Routh's defense attorneys plan to argue he is not guilty by reason of insanity. They tried unsuccessfully to move and delay the trial, arguing that Kyle is too popular in Erath County for an impartial jury to be found.
"The people here are objective, conscientious and diverse, just like they are everywhere else"
Mike Snipes, a former Texas judge, prosecutor and now a criminal defense attorney, said the movie and book are so popular it likely wouldn't matter where the trial is held.
"Ultimately whether the trial is in Stephenville, The Bronx or Beverly Hills, people are people and you’re supposed to be able to find fair and impartial jurors wherever the case may be," Snipes said.
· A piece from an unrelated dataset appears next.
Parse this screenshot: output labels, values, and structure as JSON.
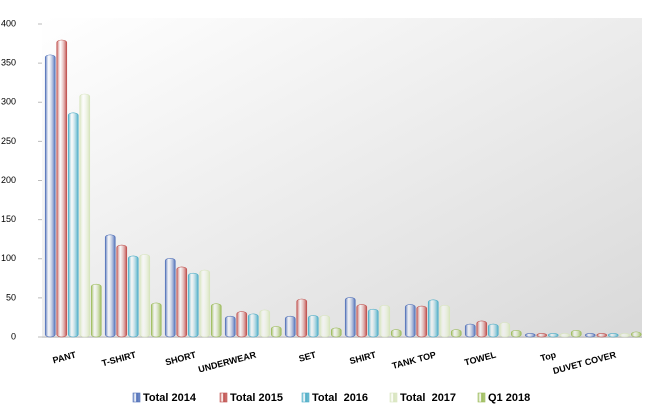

Local officials sent out more than four times the typical number of jury duty summons ahead of the Routh trial. The judge and attorneys should be able to find 14 impartial jurors out of a pool of 800 people, Snipes said.
"There are fair people here," said Stephenie Powell, who added that her son-in-law was on the same Navy ship as Kyle. "I know he’ll be done justice. I just want to see all three families finally get the answers they deserve."
Others were doubtful. Like Tammy Helms, who said flat-out: "I really don’t think he will" get a fair trial.
"Because of the movie," Helms said in a brief explanation, adding: "This is Texas."